J'ai toutes les images. Les Chatouilles, c’est un spectacle que j’ai sorti d’Avignon et auquel j'ai donné ensuite beaucoup d'éclairage. Je ne l’ai pas découvert. Mais cela fait partie de mon métier. J’ai adoré il y a vingt ans un spectacle avec Savion Glover qui s’appelait Bring in 'da Noise, Bring in 'da Funk qui est le roi de la tap dance aux USA. Eh bien, Savion Glover, qui est passé plusieurs fois au Théâtre de la Ville, n’a pas besoin de moi pour exister sauf peut-être pour faire une carrière française. Mais j’espère qu'un jour je l'aurais dans un de mes théâtres. J’ai vu aussi plusieurs fois aux Etats-Unis et à Londres, Annie, une comédie musicale extraordinaire qui n’a jamais été jouée en France. Mais je ne pouvais pas la monter dans mes salles. C’est pour ça qu’à un moment donné  je me suis intéressé à la salle Pleyel. Je n’ai pas pu la racheter mais je suis resté en alerte.  Il ne s’agit pas de faire un Monopoly des salles. Mais il y a vraiment de bons spectacles à faire connaître et j’ai des idées de spectacles originaux à créer. 

Le Sentier des Halles est une petite salle qui marche bien. Qu’allez-vous en faire ?
Oui elle marche bien et c’est un bon complément du Point Virgule où on est assez large dans la gamme d'humour qu'on propose, avec des spectacles à sketches, ou avec personnages, du stand-up. Le Sentier des Halles propose beaucoup de stand-up et de projets musicaux. J'ai envie de garder ces deux colorations.

Cela implique de trouver des artistes…
On en trouve surtout pour des salles de 100 places comme celles du Point Virgule ou du Sentier des Halles. Antoinette Colin, la directrice artistique du Point Virgule m’a organisé lundi dernier des auditions au cours desquelles j’ai vu 12 artistes et sur les 12 il y en avait 4 ou 5 prometteurs. C’est après que ça se complique quand on veut les faire monter en gamme et les produire dans des plus grandes salles.

Avec six salles privées, est-ce possible de renvoyer les spectateurs de l’une à l’autre sachant que le coût d’une place dans le théâtre privé est très élevé ? 
Je pense que ce n'est pas un problème de prix des places mais d'intérêt. La question, c’est est-ce qu'on crée des spectacles qui suscitent un intérêt pour les spectateurs ? Moi je crois qu’ils sont prêts à payer des billets plus chers si les spectacles sont à la hauteur.

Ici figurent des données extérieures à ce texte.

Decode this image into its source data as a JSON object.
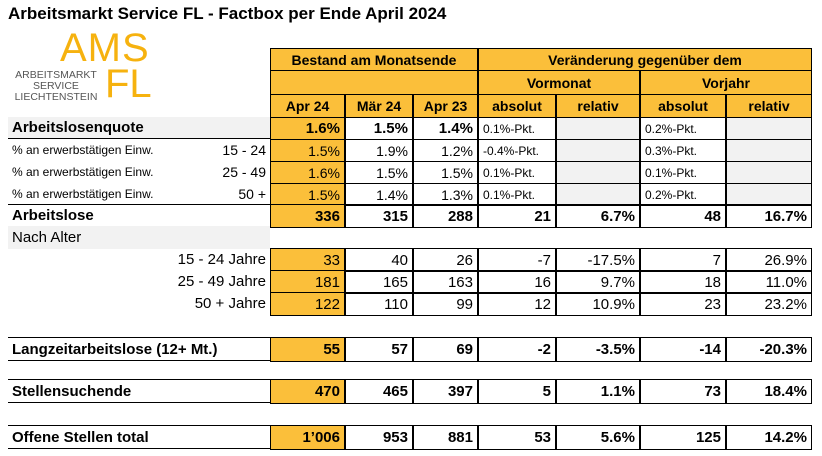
{
  "header": {
    "title": "Arbeitsmarkt Service FL - Factbox per Ende April 2024",
    "logo": {
      "ams": "AMS",
      "fl": "FL",
      "line1": "ARBEITSMARKT",
      "line2": "SERVICE",
      "line3": "LIECHTENSTEIN"
    }
  },
  "table": {
    "group_headers": [
      "Bestand am Monatsende",
      "Veränderung gegenüber dem"
    ],
    "sub_headers": [
      "Vormonat",
      "Vorjahr"
    ],
    "columns": [
      "Apr 24",
      "Mär 24",
      "Apr 23",
      "absolut",
      "relativ",
      "absolut",
      "relativ"
    ],
    "rows": [
      {
        "label": "Arbeitslosenquote",
        "cells": [
          "1.6%",
          "1.5%",
          "1.4%",
          "0.1%-Pkt.",
          null,
          "0.2%-Pkt.",
          null
        ]
      },
      {
        "label": "% an erwerbstätigen Einw.",
        "sub": "15 - 24",
        "cells": [
          "1.5%",
          "1.9%",
          "1.2%",
          "-0.4%-Pkt.",
          null,
          "0.3%-Pkt.",
          null
        ]
      },
      {
        "label": "% an erwerbstätigen Einw.",
        "sub": "25 - 49",
        "cells": [
          "1.6%",
          "1.5%",
          "1.5%",
          "0.1%-Pkt.",
          null,
          "0.1%-Pkt.",
          null
        ]
      },
      {
        "label": "% an erwerbstätigen Einw.",
        "sub": "50 +",
        "cells": [
          "1.5%",
          "1.4%",
          "1.3%",
          "0.1%-Pkt.",
          null,
          "0.2%-Pkt.",
          null
        ]
      },
      {
        "label": "Arbeitslose",
        "cells": [
          "336",
          "315",
          "288",
          "21",
          "6.7%",
          "48",
          "16.7%"
        ]
      },
      {
        "label": "Nach Alter"
      },
      {
        "label": "15 - 24 Jahre",
        "cells": [
          "33",
          "40",
          "26",
          "-7",
          "-17.5%",
          "7",
          "26.9%"
        ]
      },
      {
        "label": "25 - 49 Jahre",
        "cells": [
          "181",
          "165",
          "163",
          "16",
          "9.7%",
          "18",
          "11.0%"
        ]
      },
      {
        "label": "50 + Jahre",
        "cells": [
          "122",
          "110",
          "99",
          "12",
          "10.9%",
          "23",
          "23.2%"
        ]
      },
      {
        "label": "Langzeitarbeitslose (12+ Mt.)",
        "cells": [
          "55",
          "57",
          "69",
          "-2",
          "-3.5%",
          "-14",
          "-20.3%"
        ]
      },
      {
        "label": "Stellensuchende",
        "cells": [
          "470",
          "465",
          "397",
          "5",
          "1.1%",
          "73",
          "18.4%"
        ]
      },
      {
        "label": "Offene Stellen total",
        "cells": [
          "1’006",
          "953",
          "881",
          "53",
          "5.6%",
          "125",
          "14.2%"
        ]
      }
    ]
  }
}
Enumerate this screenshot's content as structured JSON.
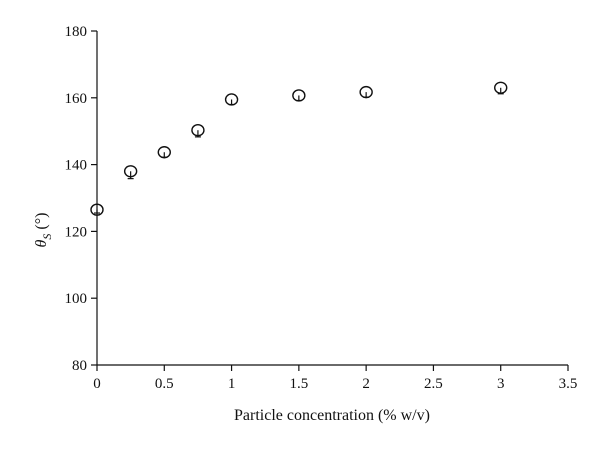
{
  "chart_data": {
    "type": "scatter",
    "title": "",
    "xlabel": "Particle concentration (% w/v)",
    "ylabel_symbol": "θ",
    "ylabel_subscript": "S",
    "ylabel_unit": "(°)",
    "xlim": [
      0,
      3.5
    ],
    "ylim": [
      80,
      180
    ],
    "x_ticks": [
      0,
      0.5,
      1,
      1.5,
      2,
      2.5,
      3,
      3.5
    ],
    "x_tick_labels": [
      "0",
      "0.5",
      "1",
      "1.5",
      "2",
      "2.5",
      "3",
      "3.5"
    ],
    "y_ticks": [
      80,
      100,
      120,
      140,
      160,
      180
    ],
    "y_tick_labels": [
      "80",
      "100",
      "120",
      "140",
      "160",
      "180"
    ],
    "grid": false,
    "legend": "none",
    "marker": "open-circle",
    "series": [
      {
        "x": [
          0,
          0.25,
          0.5,
          0.75,
          1,
          1.5,
          2,
          3
        ],
        "y": [
          126.5,
          138,
          143.7,
          150.3,
          159.5,
          160.7,
          161.7,
          163
        ],
        "err_low": [
          1.0,
          2.2,
          1.5,
          2.0,
          1.5,
          1.5,
          1.5,
          1.8
        ],
        "err_high": [
          0,
          0,
          0,
          0,
          0,
          0,
          0,
          0
        ]
      }
    ]
  }
}
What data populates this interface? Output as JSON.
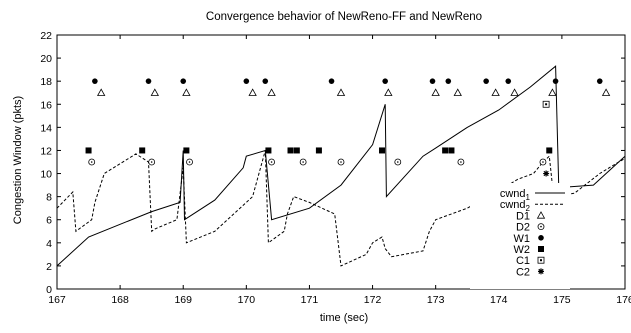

Les spectacles à la hauteur peuvent aussi venir du théâtre public comme c’est le cas au théâtre Dejazet, qui reprend des spectacles créés dans le public comme Und avec Natalie Dessay et leur donne une visibilité à Paris…
C'est une nécessité parce qu'il y a beaucoup de créations dans le secteur public de grande qualité et qui malheureusement ont une période d'exploitation trop courte. Ce que fait Jean Bouquin au Dejazet est très courageux mais aussi très risqué parce qu'on ne va pas chercher les spectateurs du public dans les mêmes réseaux que ceux du privé. Je suis le premier convaincu de la nécessité des passerelles entre le public et le privé ; j’ai quand même accueilli la Comédie-Française au théâtre Antoine l’année dernière, avec Les enfants du silence. Et quand j'ai repris la cérémonie des Molières, c'était aussi dans cet esprit, et pour permettre aux artistes des deux univers de se croiser. 
Après, les spectateurs se moquent complètement de ces différences. La seule question qu’ils se posent, c'est de savoir s’ils vont voir un bon spectacle ou pas.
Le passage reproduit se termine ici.